Seminar: Towards Secure and Privacy-Preserving Crowd Sensing in the Internet of Things
Ph.D. candidate in the Department of Computer Science and Engineering at the State University of New York at Buffalo
Wednesday February 12, 2020
Patrick F. Taylor Hall, Room 3107
The recent proliferation of Internet of Things (IoT) has given rise to crowd sensing, a newly-emerged sensing paradigm where the collection of sensory data are outsourced to a crowd of users participating in the sensing task. However, all the parties in a crowd sensing system, including not only the participatory users who contribute sensory data but also the cloud server that collects the user-contributed data, may be malicious. On one hand, a user may launch malicious attacks through submitting manipulated sensory data for the purpose of sabotage or financial rewards. On the other hand, the server may want to infer a user’s sensitive personal information from his sensory data. Both the security and privacy issues can largely degrade the effectiveness of crowd sensing in practice.

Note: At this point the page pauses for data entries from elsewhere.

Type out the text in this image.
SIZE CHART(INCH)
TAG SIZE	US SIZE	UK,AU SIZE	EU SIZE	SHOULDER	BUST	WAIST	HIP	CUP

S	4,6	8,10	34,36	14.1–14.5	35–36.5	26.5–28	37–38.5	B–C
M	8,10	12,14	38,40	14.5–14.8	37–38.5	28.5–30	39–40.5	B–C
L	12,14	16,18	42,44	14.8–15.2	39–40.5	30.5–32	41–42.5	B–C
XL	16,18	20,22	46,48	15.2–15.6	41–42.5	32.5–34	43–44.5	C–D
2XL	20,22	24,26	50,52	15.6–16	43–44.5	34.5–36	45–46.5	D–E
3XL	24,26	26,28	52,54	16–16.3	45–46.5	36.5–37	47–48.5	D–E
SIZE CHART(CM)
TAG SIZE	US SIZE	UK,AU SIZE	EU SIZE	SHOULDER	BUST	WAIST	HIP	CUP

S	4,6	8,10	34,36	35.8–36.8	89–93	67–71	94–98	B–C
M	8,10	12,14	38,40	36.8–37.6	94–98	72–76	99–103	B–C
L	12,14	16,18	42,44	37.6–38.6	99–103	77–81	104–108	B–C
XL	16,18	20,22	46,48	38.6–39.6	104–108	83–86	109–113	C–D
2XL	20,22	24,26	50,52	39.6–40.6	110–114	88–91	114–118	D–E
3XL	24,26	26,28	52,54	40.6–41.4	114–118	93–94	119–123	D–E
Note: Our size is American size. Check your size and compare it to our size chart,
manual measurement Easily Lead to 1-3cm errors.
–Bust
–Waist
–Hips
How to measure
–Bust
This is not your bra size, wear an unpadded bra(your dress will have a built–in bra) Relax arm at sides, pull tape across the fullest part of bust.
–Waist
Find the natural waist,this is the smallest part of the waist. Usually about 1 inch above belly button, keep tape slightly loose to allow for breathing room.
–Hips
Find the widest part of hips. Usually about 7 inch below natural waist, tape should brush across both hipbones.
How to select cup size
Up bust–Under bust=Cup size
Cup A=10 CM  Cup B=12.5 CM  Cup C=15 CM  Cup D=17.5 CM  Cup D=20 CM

In this talk, I would like to introduce my research efforts towards the goal of building secure and privacy-preserving crowd sensing systems in the Internet of Things. In particular, I will present an intelligent data poisoning attack framework that can take down a sensing system even with the reliability-aware data aggregation mechanism empowered. In addition, I will also introduce two privacy-preserving reliability-aware data aggregation schemes that can guarantee both high aggregation accuracy and strong privacy protection in crowd sensing systems.
Chenglin Miao is currently a Ph.D. candidate in the Department of Computer Science and Engineering at the State University of New York at Buffalo. He received his M.S. from the University of Science and Technology of China and B.S. from Hefei University of Technology. His research interests lie in the areas of Internet of Things (IoT) and Cyber Security, with a current focus on the security and privacy aspects of wireless, mobile, and crowd sensing systems. His research work has been published in various top venues such as MobiCom, SenSys, MobiHoc, INFOCOM, ICDCS, WWW, KDD, IJCAI, TPDS, and TOSN.